血脈の繋がり無き者に挑む資格無し」と説いて憚らなかったかの教授が満足にまともな勝負をさせてもらえず極東の島国で消息を絶った、という情報が学院中を駆け巡って久しい時が経っていた。


カバラのピナーのセフィラでもあった彼女の失踪は学院生だけでなく教授陣にも少なくない動揺を与えていた。


そう、「理解」を司る天使の加護を受け、その力の一端を従える事のできた優れた魔術師であった彼女。


その彼女が名も知らぬ土地の戦いにおいてレギュレーションも把握できず無様に敗走したなどという情報を始めは誰も信じなかった。


それでも現地に赴いた捜索チームは塵ひとつ残っていなかった彼女の工房跡地を目の当たりにして思ったのだ。

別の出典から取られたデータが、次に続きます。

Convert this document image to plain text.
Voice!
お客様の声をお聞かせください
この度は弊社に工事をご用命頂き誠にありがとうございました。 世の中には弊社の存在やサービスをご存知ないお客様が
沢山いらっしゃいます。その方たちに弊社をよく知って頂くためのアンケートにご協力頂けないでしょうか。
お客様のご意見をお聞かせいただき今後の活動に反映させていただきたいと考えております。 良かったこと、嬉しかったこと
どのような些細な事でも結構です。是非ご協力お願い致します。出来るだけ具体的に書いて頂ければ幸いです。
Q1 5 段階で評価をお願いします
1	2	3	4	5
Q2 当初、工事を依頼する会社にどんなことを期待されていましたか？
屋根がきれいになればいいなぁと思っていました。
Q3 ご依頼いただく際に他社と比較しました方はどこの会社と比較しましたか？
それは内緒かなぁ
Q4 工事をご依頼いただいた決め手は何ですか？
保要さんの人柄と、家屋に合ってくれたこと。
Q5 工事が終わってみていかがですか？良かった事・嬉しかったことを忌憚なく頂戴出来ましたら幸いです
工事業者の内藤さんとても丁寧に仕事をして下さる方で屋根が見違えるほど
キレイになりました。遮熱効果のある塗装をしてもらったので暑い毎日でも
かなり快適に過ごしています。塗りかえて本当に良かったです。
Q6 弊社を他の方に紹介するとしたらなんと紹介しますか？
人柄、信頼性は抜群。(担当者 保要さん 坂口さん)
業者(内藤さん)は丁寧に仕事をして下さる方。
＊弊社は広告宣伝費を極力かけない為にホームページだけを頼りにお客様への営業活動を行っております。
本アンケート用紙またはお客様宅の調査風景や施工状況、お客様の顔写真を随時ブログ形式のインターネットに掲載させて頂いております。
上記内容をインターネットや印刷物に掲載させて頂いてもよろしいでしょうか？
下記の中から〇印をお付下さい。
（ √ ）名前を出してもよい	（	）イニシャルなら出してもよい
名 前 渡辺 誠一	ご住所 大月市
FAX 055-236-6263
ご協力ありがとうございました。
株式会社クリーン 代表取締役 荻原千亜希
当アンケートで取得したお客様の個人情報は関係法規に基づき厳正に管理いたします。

魔導の道を侮っていたのは他でもない我々のほうだったのだ、と。



「スウェーデンボルグさん。この前の評議会でのレポート大変興味深いものだったわ。これからもこの分野の牽引役をお願いするわね。」



ジリアンはかすかな笑みをたたえてレミリアを賞賛した。毎度言葉足らずで誤解を与えてしまうのだがこういう場こそしっかり褒めていきたい。


次代を担う人材にはそれ相応の賛美を与えるべきだ…最近はそう考えるようになってきたのだ。


さて、言葉だけではなく褒章も用意してある。後は授与式典の招待状を渡してこの場を締めようとして、ジリアンは用意してあった小洒落た封書に視線を移しかけて違和感を覚える。


レミリアは明らかにこの空間の何かを警戒しているように見受けられた。


その様子にジリアンは瞬時に執務室があるこの一帯を覆う導知結界を俯瞰して驚いた。


結界の要石となっている宝石に異質な呪法の残滓が染み付いている。


それを知覚するとジリアンはレミリアにアイコンタクトで事態の共有具合を確認する。


その時のレミリアの蒼い相貌はこれからの展開をあらかじめ見通している予知の魔女の如き光をたたえていた。